Abuse is defined as any action that is carried out in order to intentionally harm or control another person.
It is the misuse of power.
There are seven main types of abuse:
- Physical abuse – this is control using physical force or restraint, or the threat of it.
- Sexual abuse – involves sexual assault, rape and grooming.
- Verbal abuse – this involves control through words, including bullying.
- Emotional abuse – this involves undermining a person’s self-esteem and self-worth in order to control. Coercive control is not legally considered abuse in Ireland. This is where a person undermines and demeans a person over a long period of time.

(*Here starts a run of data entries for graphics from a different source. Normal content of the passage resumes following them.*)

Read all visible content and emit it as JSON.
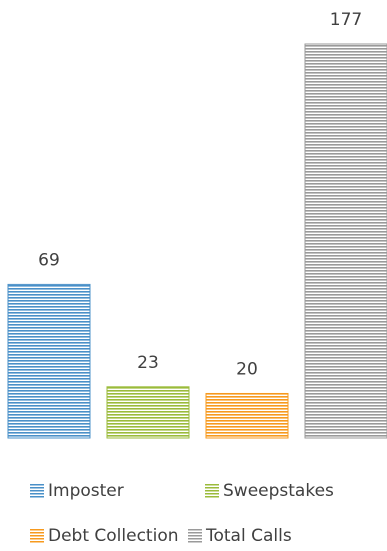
{
  "chart_data": {
    "type": "bar",
    "categories": [
      "Imposter",
      "Sweepstakes",
      "Debt Collection",
      "Total Calls"
    ],
    "values": [
      69,
      23,
      20,
      177
    ],
    "data_labels": [
      "69",
      "23",
      "20",
      "177"
    ],
    "colors": [
      "#4a90c8",
      "#9bbb3b",
      "#f79a1e",
      "#9a9a9a"
    ],
    "grid": false,
    "legend": "bottom",
    "title": "",
    "xlabel": "",
    "ylabel": ""
  }
}
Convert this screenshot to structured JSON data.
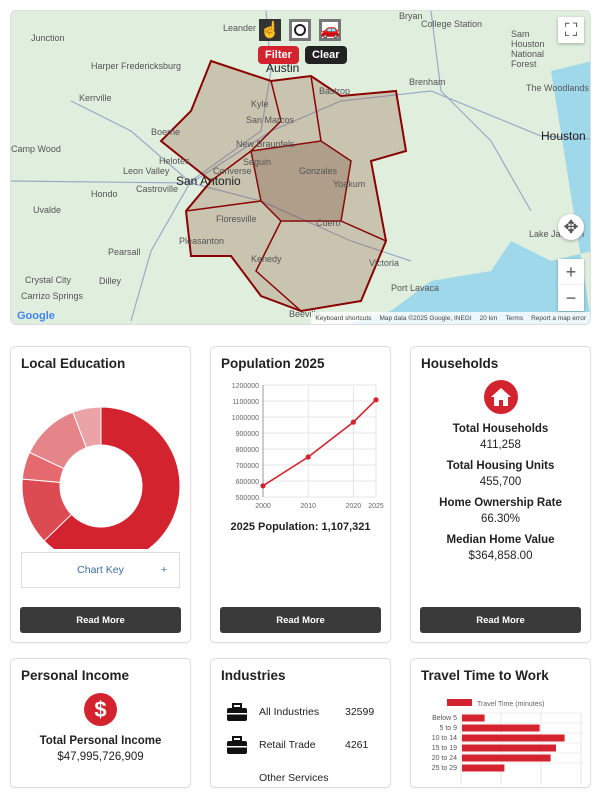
{
  "map": {
    "tools": {
      "pointer_icon": "hand-pointer-icon",
      "circle_icon": "circle-icon",
      "drive_icon": "car-icon"
    },
    "filter_label": "Filter",
    "clear_label": "Clear",
    "labels": [
      "Austin",
      "San Antonio",
      "Houston",
      "Bryan",
      "College Station",
      "Leander",
      "Fredericksburg",
      "Harper",
      "Kerrville",
      "Junction",
      "Boerne",
      "Helotes",
      "Castroville",
      "Hondo",
      "Uvalde",
      "Leon Valley",
      "Converse",
      "New Braunfels",
      "Seguin",
      "Kyle",
      "San Marcos",
      "Bastrop",
      "Gonzales",
      "Yoakum",
      "Cuero",
      "Floresville",
      "Pleasanton",
      "Kenedy",
      "Victoria",
      "Port Lavaca",
      "Brenham",
      "Pearsall",
      "Dilley",
      "Crystal City",
      "Carrizo Springs",
      "Beeville",
      "Lake Jackson",
      "Sam Houston National Forest",
      "The Woodlands",
      "Camp Wood"
    ],
    "google_logo": "Google",
    "attribution": {
      "shortcuts": "Keyboard shortcuts",
      "data": "Map data ©2025 Google, INEGI",
      "scale": "20 km",
      "terms": "Terms",
      "report": "Report a map error"
    },
    "zoom_in": "+",
    "zoom_out": "−"
  },
  "education": {
    "title": "Local Education",
    "chart_key": "Chart Key",
    "chart_key_toggle": "+",
    "read_more": "Read More",
    "chart_data": {
      "type": "pie",
      "donut": true,
      "values": [
        62.8,
        13.6,
        5.6,
        12.2,
        5.8
      ],
      "colors": [
        "#d3232e",
        "#dc4a52",
        "#e56a70",
        "#e58489",
        "#eca3a7"
      ]
    }
  },
  "population": {
    "title": "Population 2025",
    "summary": "2025 Population: 1,107,321",
    "read_more": "Read More",
    "chart_data": {
      "type": "line",
      "x": [
        2000,
        2010,
        2020,
        2025
      ],
      "y": [
        570000,
        750000,
        968000,
        1107321
      ],
      "ylim": [
        500000,
        1200000
      ],
      "yticks": [
        "500000",
        "600000",
        "700000",
        "800000",
        "900000",
        "1000000",
        "1100000",
        "1200000"
      ],
      "xticks": [
        "2000",
        "2010",
        "2020",
        "2025"
      ],
      "color": "#d3232e",
      "grid": true
    }
  },
  "households": {
    "title": "Households",
    "icon": "house-icon",
    "stats": [
      {
        "label": "Total Households",
        "value": "411,258"
      },
      {
        "label": "Total Housing Units",
        "value": "455,700"
      },
      {
        "label": "Home Ownership Rate",
        "value": "66.30%"
      },
      {
        "label": "Median Home Value",
        "value": "$364,858.00"
      }
    ],
    "read_more": "Read More"
  },
  "income": {
    "title": "Personal Income",
    "icon": "dollar-icon",
    "label": "Total Personal Income",
    "value": "$47,995,726,909"
  },
  "industries": {
    "title": "Industries",
    "items": [
      {
        "name": "All Industries",
        "value": "32599",
        "icon": "briefcase-icon"
      },
      {
        "name": "Retail Trade",
        "value": "4261",
        "icon": "briefcase-icon"
      },
      {
        "name": "Other Services",
        "value": ""
      }
    ]
  },
  "travel": {
    "title": "Travel Time to Work",
    "chart_data": {
      "type": "bar",
      "orientation": "horizontal",
      "legend": "Travel Time (minutes)",
      "legend_position": "top",
      "categories": [
        "Below 5",
        "5 to 9",
        "10 to 14",
        "15 to 19",
        "20 to 24",
        "25 to 29"
      ],
      "values": [
        565,
        1940,
        2565,
        2350,
        2215,
        1060
      ],
      "color": "#d3232e",
      "grid": true
    }
  }
}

- Financial abuse – where a person controls all the money and how it gets spent.
- Religious abuse – where a person is forced to believe or not to believe certain beliefs.
- Neglect – where a person’s needs are intentionally not being met.
Usually a person who is being abused will suffer multiple forms of abuse.
Most abuse involves isolation. Because of this, the person being abused often feels like they have nowhere to go or nobody they can trust to help them.
The abused person suffers from something known as ‘learned helplessness’. This is where the person is so isolated, their self–esteem is so low, and they are so frightened, that they feel they have no power or no way out of the situation.
Also, if an abused person does get out of an abusive relationship, they still suffer from low self-esteem and feelings of lack of confidence.
Therapy can help. By working together we can come up with a safety plan if needed.
By talking about and facing what you went through or are going through, you can begin to make sense of it.
The aim of therapy is to understand, empower and help you move through your experience.